Но в ответ конопатый получил тишину. Может, потому и потерял интерес к своему дружку по этапу.
– Присядем? – спросил у Спартака Антоша, движением руки показывая на закипающую кружку с водой.
– Присядем.
Спартак сел на корточки, поставил перед собой сумку, достал оттуда маленькую пачку листового чая. Гобой «хабар» собирал, уж он-то знал, что нужно арестанту больше всего.
– О! Дело! – кивнул бровастый. – А то у нас шалфея в обрез...
Чай в условиях неволи ценился на вес золота, и здесь он имел такое же хождение, как деньги, сигареты, морфий и прочие блага. Впрочем, Спартак знал это не хуже Гобоя. В дисбате к чаю было такое же особое отношение.

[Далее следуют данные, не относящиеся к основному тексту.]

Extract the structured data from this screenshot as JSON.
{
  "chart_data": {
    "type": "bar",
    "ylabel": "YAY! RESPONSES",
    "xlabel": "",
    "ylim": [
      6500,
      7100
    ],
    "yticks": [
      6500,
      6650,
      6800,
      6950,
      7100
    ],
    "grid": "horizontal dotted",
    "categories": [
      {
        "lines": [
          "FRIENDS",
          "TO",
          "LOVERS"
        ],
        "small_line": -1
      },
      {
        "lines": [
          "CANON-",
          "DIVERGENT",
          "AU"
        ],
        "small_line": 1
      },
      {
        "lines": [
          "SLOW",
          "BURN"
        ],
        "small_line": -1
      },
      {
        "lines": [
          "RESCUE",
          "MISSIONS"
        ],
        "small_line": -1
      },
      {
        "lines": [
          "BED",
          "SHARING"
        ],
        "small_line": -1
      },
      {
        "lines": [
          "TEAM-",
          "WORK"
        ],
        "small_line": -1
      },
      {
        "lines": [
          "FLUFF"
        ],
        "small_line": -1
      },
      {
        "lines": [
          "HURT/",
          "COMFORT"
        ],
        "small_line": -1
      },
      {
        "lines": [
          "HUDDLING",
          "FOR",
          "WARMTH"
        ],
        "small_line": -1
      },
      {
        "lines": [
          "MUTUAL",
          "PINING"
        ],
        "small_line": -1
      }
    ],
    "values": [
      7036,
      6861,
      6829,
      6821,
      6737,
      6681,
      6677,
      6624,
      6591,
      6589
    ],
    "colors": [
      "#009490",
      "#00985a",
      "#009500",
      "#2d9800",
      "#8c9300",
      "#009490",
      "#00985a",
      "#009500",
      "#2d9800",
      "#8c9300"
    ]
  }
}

– А тебя, Спартак, по какому делу приняли? – уважительно спросил Антоша. Как бывалый арестант, он понимал, что может разозлить Спартака таким вопросом или по меньшей мере насторожить. В тюрьме не принято лезть в душу и в уголовное дело.
– Мента приласкал.
– Не понял! – встрепенулся Улёт.
Он уже пришел в себя и сидел на корточках чуть в сторонке, хотя как бы и в общем кругу. Никто его отсюда не гнал, но и интереса никакого не проявлял. Похоже, он реально «баклан», причем тупой как пробка. Только такой, как он, мог подумать, что Спартак приласкал мента в буквальном смысле. Или ему просто очень хотелось, чтобы тот признал за собой косяк.
– Челюсть хотел сломать, – даже не взглянув на него, продолжал Спартак, – да промазал малехо. Височную кость сломал. Он сейчас в коме... Если «зажмурится», пятнадцать лет могут намотать...
– Мента завалить – это круто, – с почтением глянул на Спартака бровастый.
– А враги у тебя есть? – деловито спросил Антоша. – Ну, на воле.
– Тебе какое дело? – пристально посмотрел на него Спартак.
– Ну, мало ли. Помогут менту «зажмуриться» – и все, приехали...
Спартак ничего не сказал, но с благодарностью положил Антоше руку на плечо. Дескать, спасибо, брат, что позаботился. Спасибо, но беспокоиться не о чем. Об Удальцове заботятся, и врачам на лапу дали, чтобы смотрели за ним, как за родным, и охрану выставили. Мало ли, вдруг тот же Робинзон напакостит. Или братва из «Витязя».